Turbine opponents whistling in the wind?

There’s been some good news and some bad news for proponents of wind energy in Ontario.

First, the good news: last summer, the Environmental Review Tribunal dismissed the first appeal of a renewable energy approval (REA) for a wind turbine project in its decision Erickson v. Director, Ministry of the Environment. The tribunal acknowledged the appellants presented evidence about the risk of wind turbines in general, but did not provide enough evidence about the risks posed by the project in question.

The bad news: the tribunal left the door open for future appeals, ruling wind turbines can cause harm to humans if situated too close to human receptors.

It didn’t take long for the next opponent of wind power to take up the challenge, backed by a new set of health-related arguments. On Nov. 15, 2011, Middlesex-Lambton Wind Action Group Inc. filed its appeal of the REA issued to Zephyr Farms Ltd. for a four-turbine wind farm near Watford in southwestern Ontario.

The appellant claims that industrial wind turbines cause a range of serious health effects in certain individuals at sound levels “lower than levels prescribed and at distances greater than the setbacks prescribed” in the REA. These effects are “more likely than not caused by exposure to infrasound and/or low frequency noise and/or audible noise and/or visual impact and/or shadow flicker produced by industrial wind turbines.” Further, the appellant says that the approval authority has no reliable method of predicting, measuring or assessing exposure to these emanations or effects.

In addition to the potential health effects, the appeal claims that the Ministry of the Environment did not consider the project’s economic impacts on property values, nor did it use “a precautionary, science-based approach in its decision-making to protect human health and the environment” in accordance with its Statement of Environmental Values. The hearing is scheduled to begin in January and the tribunal must issue its decision within six months of the date the appeal was filed. To better gauge the chances of the Middlesex-Lambton group, let’s review the original tribunal decision.

On Nov. 29, 2010, Katie Brenda Erickson and Chatham-Kent Wind Action Inc. filed a notice of appeal of the REA issued by the Ministry of the Environment to Kent Breeze Corp. and MacLeod Windmill Project Inc. for the construction and operation of eight wind turbine generators near Thamesville, in the Township of Camden. Seventeen days of hearings were conducted in February, March and May of 2011. Then, in a detailed decision issued on July 18, 2011, the tribunal dismissed the appeal and confirmed the approval of the project.

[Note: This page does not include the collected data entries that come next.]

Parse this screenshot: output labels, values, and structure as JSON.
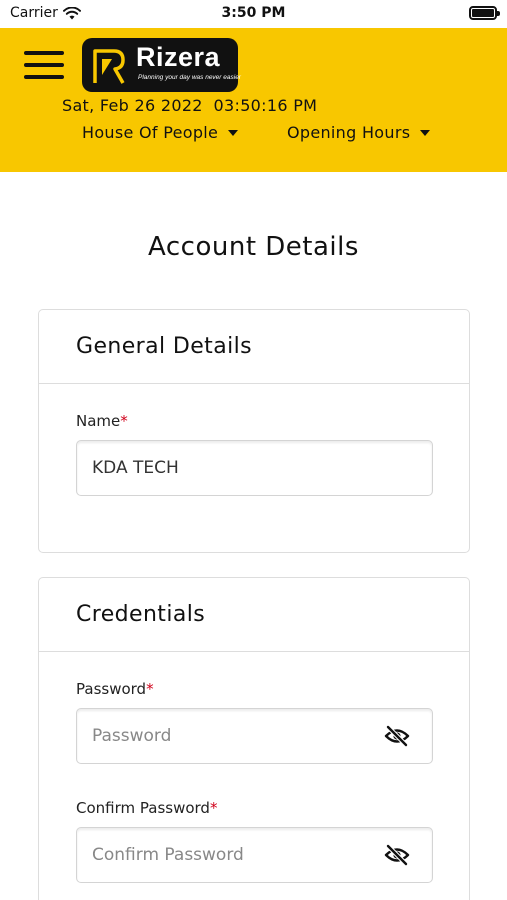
{
  "status_bar": {
    "carrier": "Carrier",
    "time": "3:50 PM"
  },
  "header": {
    "brand_name": "Rizera",
    "brand_tagline": "Planning your day was never easier",
    "datetime": "Sat, Feb 26 2022  03:50:16 PM",
    "location_dropdown": "House Of People",
    "hours_dropdown": "Opening Hours",
    "background_color": "#f8c700"
  },
  "page": {
    "title": "Account Details"
  },
  "general_details": {
    "heading": "General Details",
    "name_label": "Name",
    "required_mark": "*",
    "name_value": "KDA TECH"
  },
  "credentials": {
    "heading": "Credentials",
    "password_label": "Password",
    "password_placeholder": "Password",
    "confirm_label": "Confirm Password",
    "confirm_placeholder": "Confirm Password",
    "required_mark": "*",
    "toggle_icon": "eye-slash-icon"
  }
}
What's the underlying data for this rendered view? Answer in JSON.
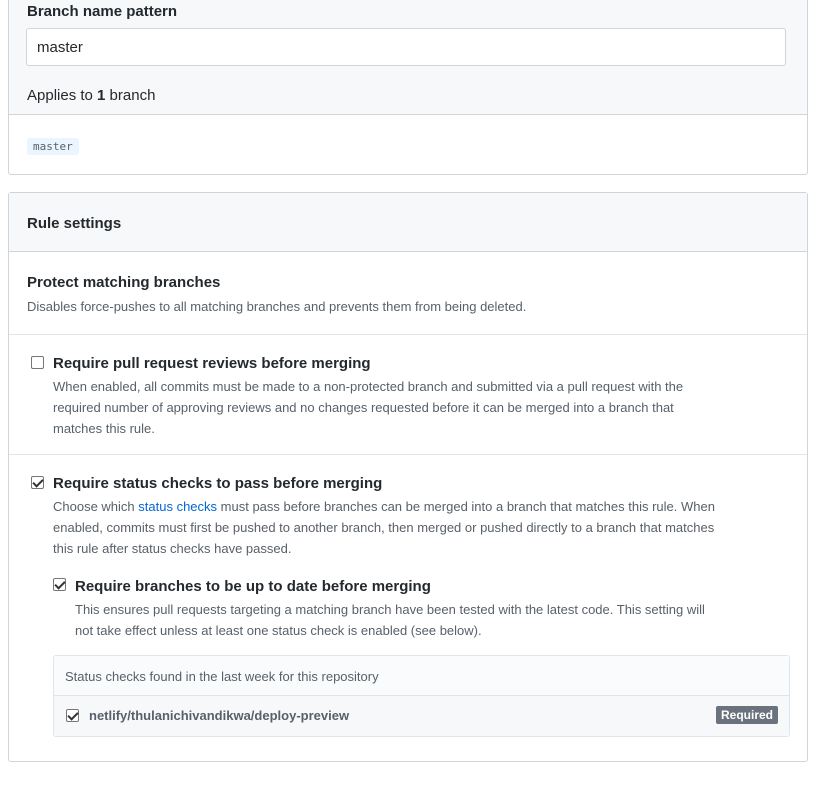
{
  "pattern": {
    "label": "Branch name pattern",
    "value": "master",
    "applies_prefix": "Applies to ",
    "applies_count": "1",
    "applies_suffix": " branch",
    "branch_tag": "master"
  },
  "rules": {
    "title": "Rule settings",
    "protect": {
      "title": "Protect matching branches",
      "description": "Disables force-pushes to all matching branches and prevents them from being deleted."
    },
    "pr_reviews": {
      "checked": false,
      "title": "Require pull request reviews before merging",
      "description_1": "When enabled, all commits must be made to a non-protected branch and submitted via a pull request with the",
      "description_2": "required number of approving reviews and no changes requested before it can be merged into a branch that",
      "description_3": "matches this rule."
    },
    "status_checks": {
      "checked": true,
      "title": "Require status checks to pass before merging",
      "desc_pre": "Choose which ",
      "desc_link": "status checks",
      "desc_post": " must pass before branches can be merged into a branch that matches this rule. When",
      "description_2": "enabled, commits must first be pushed to another branch, then merged or pushed directly to a branch that matches",
      "description_3": "this rule after status checks have passed."
    },
    "up_to_date": {
      "checked": true,
      "title": "Require branches to be up to date before merging",
      "description_1": "This ensures pull requests targeting a matching branch have been tested with the latest code. This setting will",
      "description_2": "not take effect unless at least one status check is enabled (see below)."
    },
    "found_checks": {
      "header": "Status checks found in the last week for this repository",
      "items": [
        {
          "checked": true,
          "name": "netlify/thulanichivandikwa/deploy-preview",
          "badge": "Required"
        }
      ]
    }
  }
}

The streamlined REA process serves as a “single-window” approval, replacing separate environmental assessments, air and noise approvals, waste approvals, sewage works approvals, water permits and planning act approvals for designated renewable energy projects in Ontario. However, s. 142.1 of the Environmental Protection Act (EPA) allows members of the public, including corporations, to appeal REAs before the tribunal. The right to appeal is automatic and no leave is required from the tribunal.

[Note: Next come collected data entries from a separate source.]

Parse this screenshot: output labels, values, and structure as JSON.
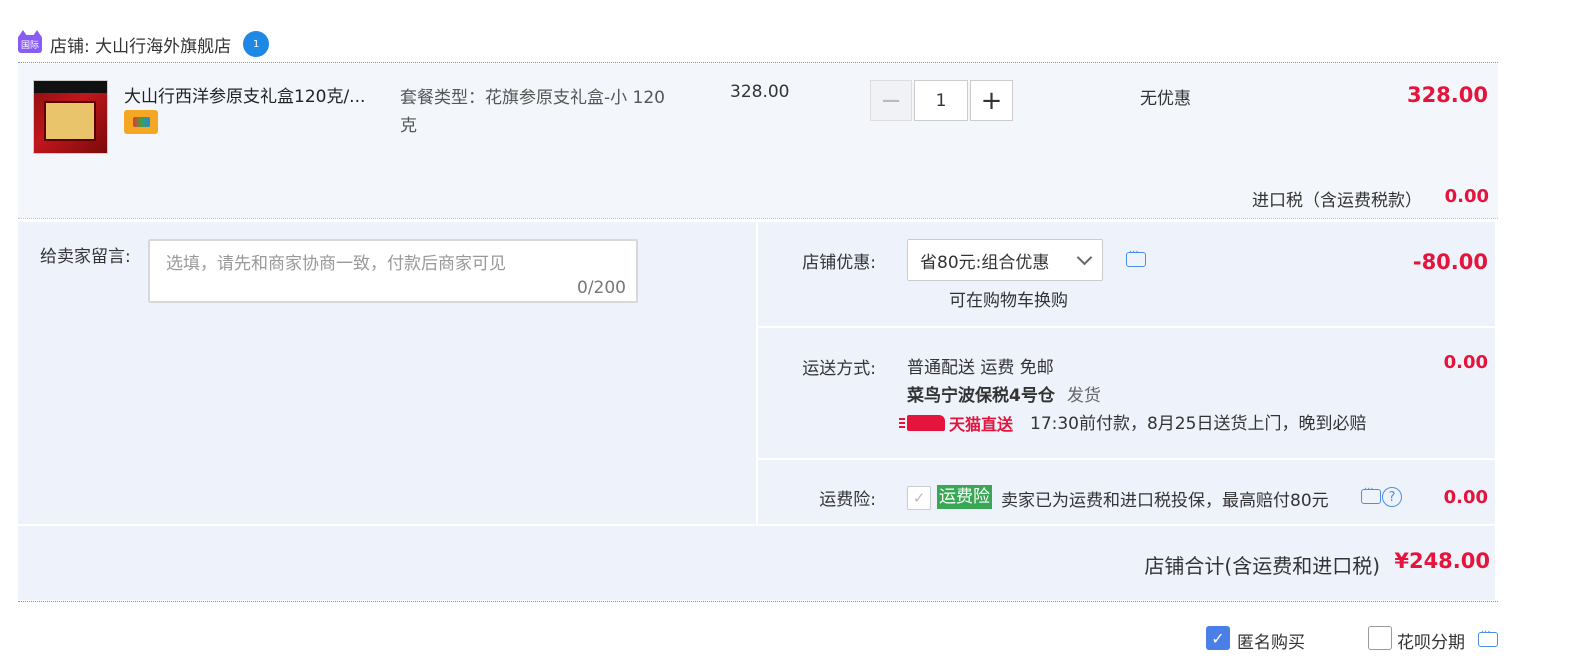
{
  "shop": {
    "badge_text": "国际",
    "name_label": "店铺: 大山行海外旗舰店",
    "ww_icon_text": "1"
  },
  "item": {
    "title": "大山行西洋参原支礼盒120克/...",
    "sku": "套餐类型：花旗参原支礼盒-小 120克",
    "unit_price": "328.00",
    "quantity": "1",
    "minus": "−",
    "plus": "+",
    "discount": "无优惠",
    "total": "328.00",
    "tax_label": "进口税（含运费税款）",
    "tax_value": "0.00"
  },
  "message": {
    "label": "给卖家留言:",
    "placeholder": "选填，请先和商家协商一致，付款后商家可见",
    "count": "0/200"
  },
  "coupon": {
    "label": "店铺优惠:",
    "selected": "省80元:组合优惠",
    "sub": "可在购物车换购",
    "amount": "-80.00"
  },
  "shipping": {
    "label": "运送方式:",
    "line1": "普通配送 运费 免邮",
    "warehouse": "菜鸟宁波保税4号仓",
    "warehouse_suffix": "发货",
    "brand": "天猫直送",
    "note": "17:30前付款，8月25日送货上门，晚到必赔",
    "amount": "0.00"
  },
  "insurance": {
    "label": "运费险:",
    "tag": "运费险",
    "text": "卖家已为运费和进口税投保，最高赔付80元",
    "help": "?",
    "amount": "0.00"
  },
  "summary": {
    "label": "店铺合计(含运费和进口税)",
    "value": "¥248.00"
  },
  "options": {
    "anonymous_label": "匿名购买",
    "anonymous_checked": true,
    "huabei_label": "花呗分期",
    "huabei_checked": false
  },
  "colors": {
    "price_red": "#e4143c",
    "link_blue": "#4a90e2",
    "panel_bg": "#eef3fb",
    "insurance_green": "#3aa757"
  }
}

The appellant must establish that the REA should not have been granted on one of two grounds: the project will cause serious harm to human health; or the project will cause serious and irreversible harm to plant life, animal life or the natural environment. The appellants argued that the REA for the project should be revoked because of a variety of health problems that could affect nearby residents. These fell into three general categories:

  • direct hearing loss;
  • physical injury or death from tower collapse, turbine failure or other accident; and
  • a range of “indirect” and chronic health effects, such as sleep disturbance, headache, tinnitus, dizziness, vertigo, nausea, tachycardia, irritability, memory problems and panic episodes.

Although the precise mechanism for such indirect effects is as yet unknown, the appellants claimed that in its entirety, the evidence is “compelling.” After hearing what it called “cutting edge scientific evidence” presented by “an impressive array of leading experts from around the world,” the tribunal ruled that the Kent Breeze Project, if operated in accordance with current Ontario standards, would not cause serious harm to human health. The appeal failed the statutory test set out in s. 145.2.1(2)(a) of the EPA, and the director’s original REA was confirmed.

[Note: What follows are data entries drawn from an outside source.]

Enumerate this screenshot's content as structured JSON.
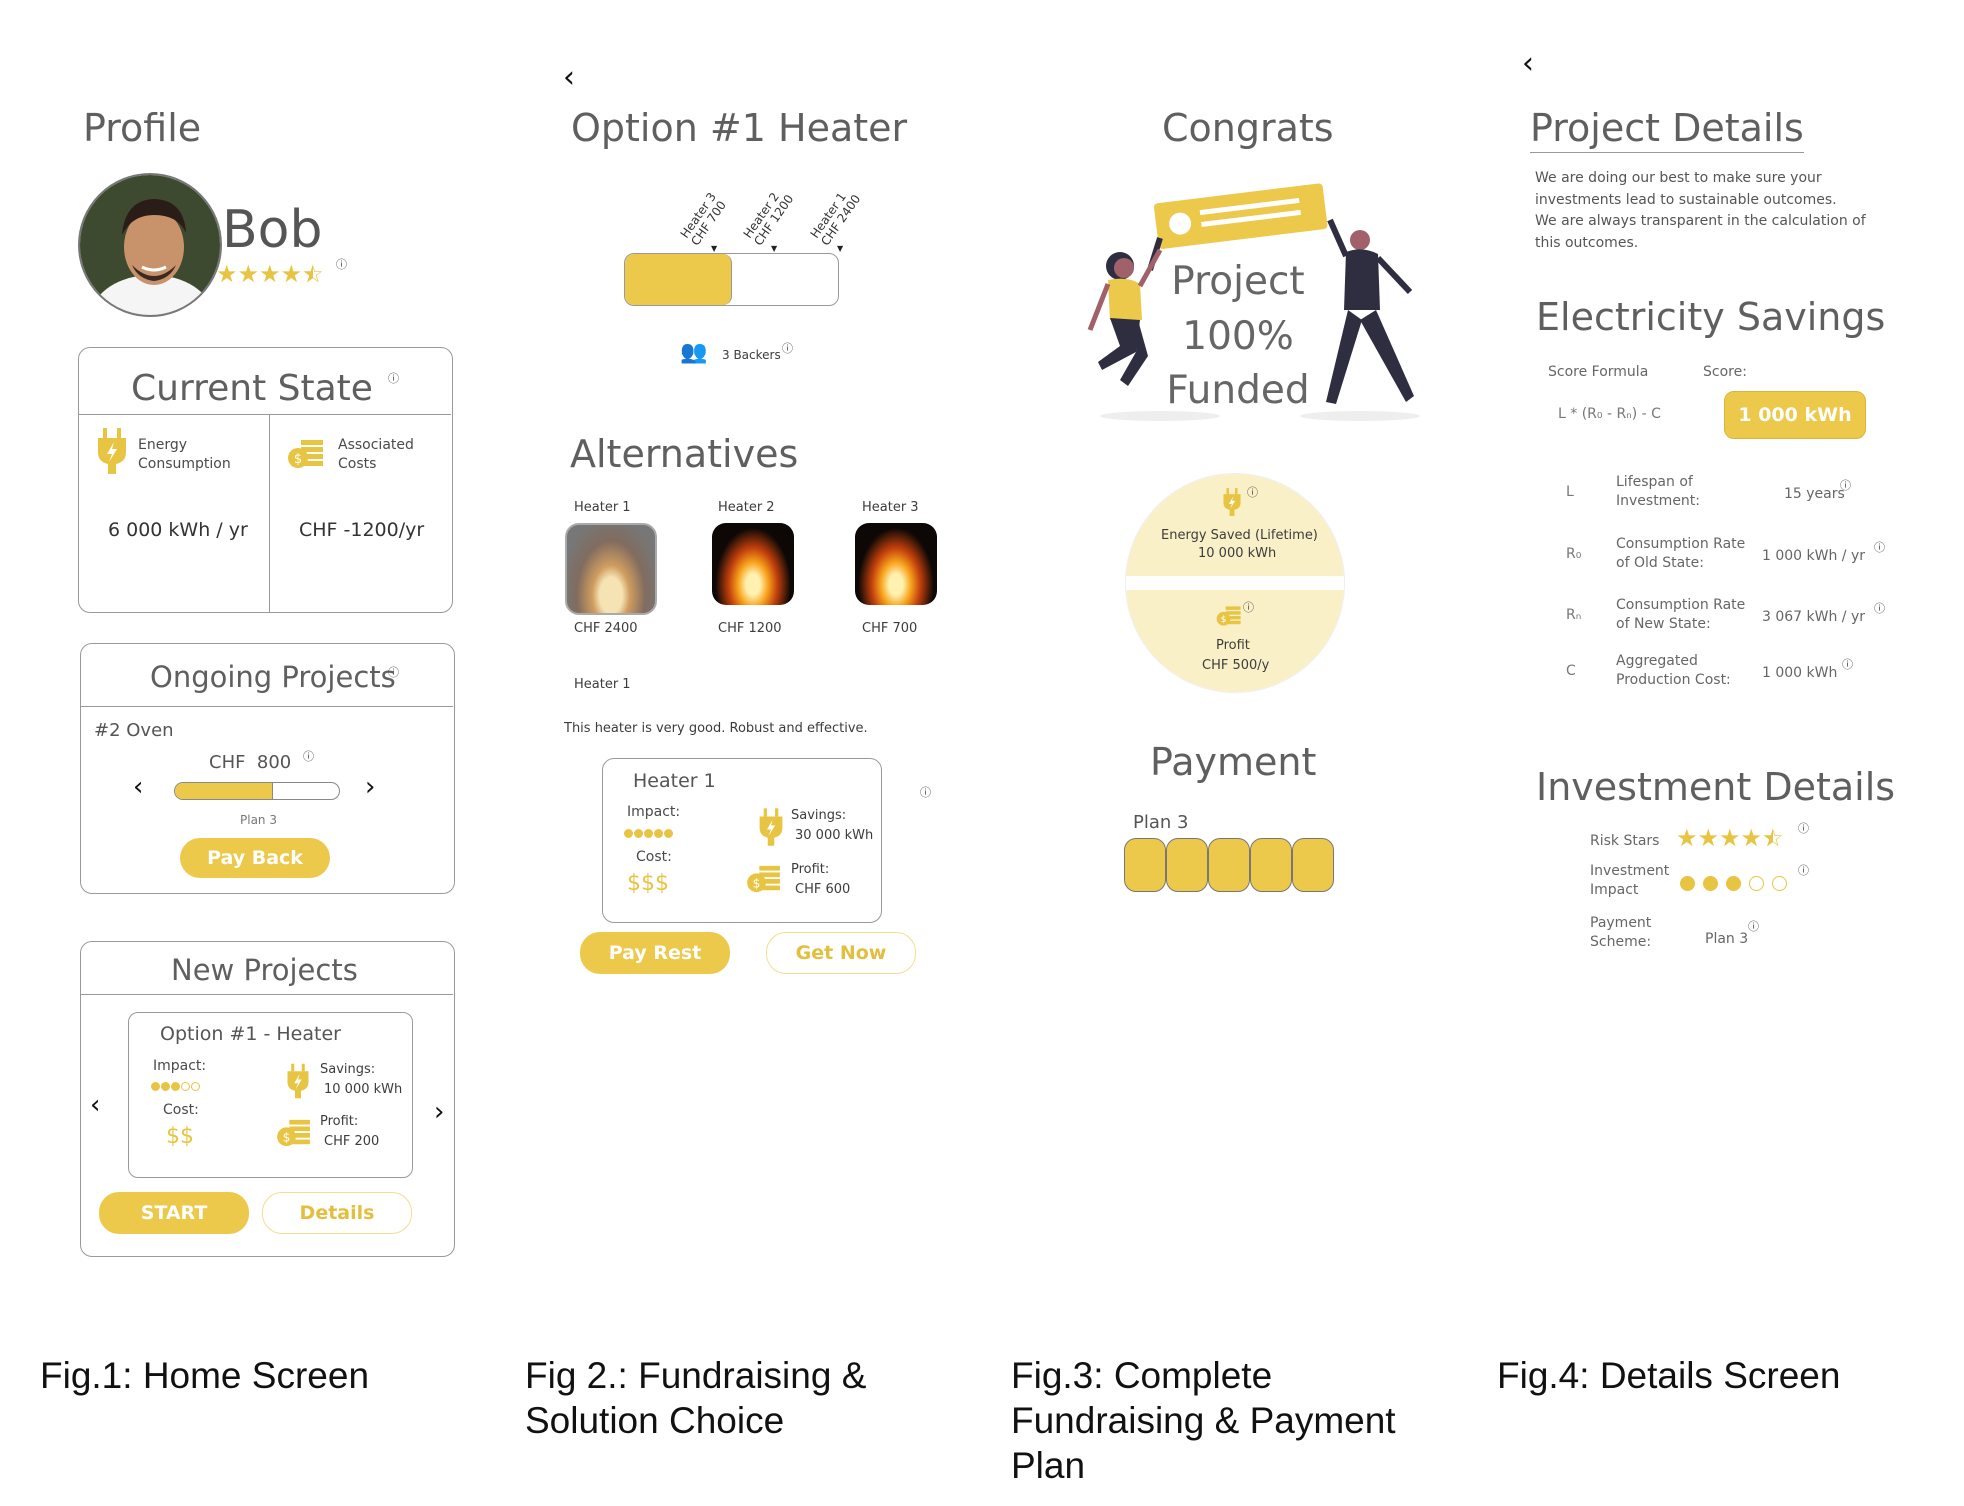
{
  "home": {
    "title": "Profile",
    "user_name": "Bob",
    "user_rating": 4.5,
    "current_state": {
      "title": "Current State",
      "energy_label": "Energy\nConsumption",
      "energy_value": "6 000 kWh / yr",
      "costs_label": "Associated\nCosts",
      "costs_value": "CHF -1200/yr"
    },
    "ongoing": {
      "title": "Ongoing Projects",
      "project": "#2 Oven",
      "amount": "CHF  800",
      "progress": 0.6,
      "plan": "Plan 3",
      "pay_back": "Pay Back"
    },
    "new_projects": {
      "title": "New Projects",
      "card_title": "Option #1 - Heater",
      "impact_label": "Impact:",
      "impact_level": 3,
      "savings_label": "Savings:",
      "savings_value": "10 000 kWh",
      "cost_label": "Cost:",
      "cost_value": "$$",
      "profit_label": "Profit:",
      "profit_value": "CHF 200",
      "start": "START",
      "details": "Details"
    },
    "caption": "Fig.1: Home Screen"
  },
  "fundraising": {
    "title": "Option #1 Heater",
    "markers": [
      {
        "name": "Heater 3",
        "price": "CHF 700"
      },
      {
        "name": "Heater 2",
        "price": "CHF 1200"
      },
      {
        "name": "Heater 1",
        "price": "CHF 2400"
      }
    ],
    "progress": 0.5,
    "backers": "3 Backers",
    "alternatives_title": "Alternatives",
    "alternatives": [
      {
        "name": "Heater 1",
        "price": "CHF 2400"
      },
      {
        "name": "Heater 2",
        "price": "CHF 1200"
      },
      {
        "name": "Heater 3",
        "price": "CHF 700"
      }
    ],
    "selected_name": "Heater 1",
    "description": "This heater is very good. Robust and effective.",
    "card": {
      "title": "Heater 1",
      "impact_label": "Impact:",
      "impact_level": 5,
      "savings_label": "Savings:",
      "savings_value": "30 000 kWh",
      "cost_label": "Cost:",
      "cost_value": "$$$",
      "profit_label": "Profit:",
      "profit_value": "CHF 600"
    },
    "pay_rest": "Pay Rest",
    "get_now": "Get Now",
    "caption": "Fig 2.: Fundraising &\nSolution Choice"
  },
  "congrats": {
    "title": "Congrats",
    "funded_text": "Project\n100%\nFunded",
    "energy_saved_label": "Energy Saved (Lifetime)",
    "energy_saved_value": "10 000 kWh",
    "profit_label": "Profit",
    "profit_value": "CHF 500/y",
    "payment_title": "Payment",
    "plan": "Plan 3",
    "plan_segments": 5,
    "caption": "Fig.3: Complete\nFundraising & Payment\nPlan"
  },
  "details": {
    "title": "Project Details",
    "intro": "We are doing our best to make sure your\ninvestments lead to sustainable outcomes.\nWe are always transparent in the calculation of\nthis outcomes.",
    "electricity_title": "Electricity Savings",
    "score_formula_label": "Score Formula",
    "score_label": "Score:",
    "formula": "L * (R₀ - Rₙ) - C",
    "score_value": "1 000 kWh",
    "rows": [
      {
        "sym": "L",
        "label": "Lifespan of\nInvestment:",
        "value": "15 years"
      },
      {
        "sym": "R₀",
        "label": "Consumption Rate\nof Old State:",
        "value": "1 000 kWh / yr"
      },
      {
        "sym": "Rₙ",
        "label": "Consumption Rate\nof New State:",
        "value": "3 067 kWh / yr"
      },
      {
        "sym": "C",
        "label": "Aggregated\nProduction Cost:",
        "value": "1 000 kWh"
      }
    ],
    "investment_title": "Investment Details",
    "risk_label": "Risk Stars",
    "risk_rating": 4.5,
    "impact_label": "Investment\nImpact",
    "impact_level": 3,
    "scheme_label": "Payment\nScheme:",
    "scheme_value": "Plan 3",
    "caption": "Fig.4: Details Screen"
  },
  "colors": {
    "accent": "#ecc94b",
    "light_accent": "#faf0c8",
    "border": "#9a9a9a"
  },
  "icons": [
    "back-chevron-icon",
    "info-icon",
    "plug-icon",
    "coins-icon",
    "users-icon",
    "star-icon",
    "flame-image"
  ]
}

The tribunal did conclude the “evidence shows that there are some risks and uncertainties associated with wind turbines that merit further research. In that regard, the Tribunal hopes that future debate focuses on the most appropriate standards rather than ‘yes or no’ arguments about whether turbines can cause harm.”

The tribunal says further research is needed to determine whether the permissible noise levels and setback distance are appropriate to protect human health. Just because the appellants had failed to prove the current Ontario standards wrong in the context of the Kent Breeze project, the tribunal concluded “that is no excuse to close the book on further research.”

Parties appealing REAs face an uphill battle. The grounds are difficult to satisfy and the burden of proof lies upon the party alleging the harm. Parties bringing an appeal have a high evidentiary threshold to meet because they must prove the approved project will (as opposed to may) cause the harm prescribed. As more appeals are brought before the Environmental Review Tribunal, it will be interesting to observe how appellants deal with these challenges.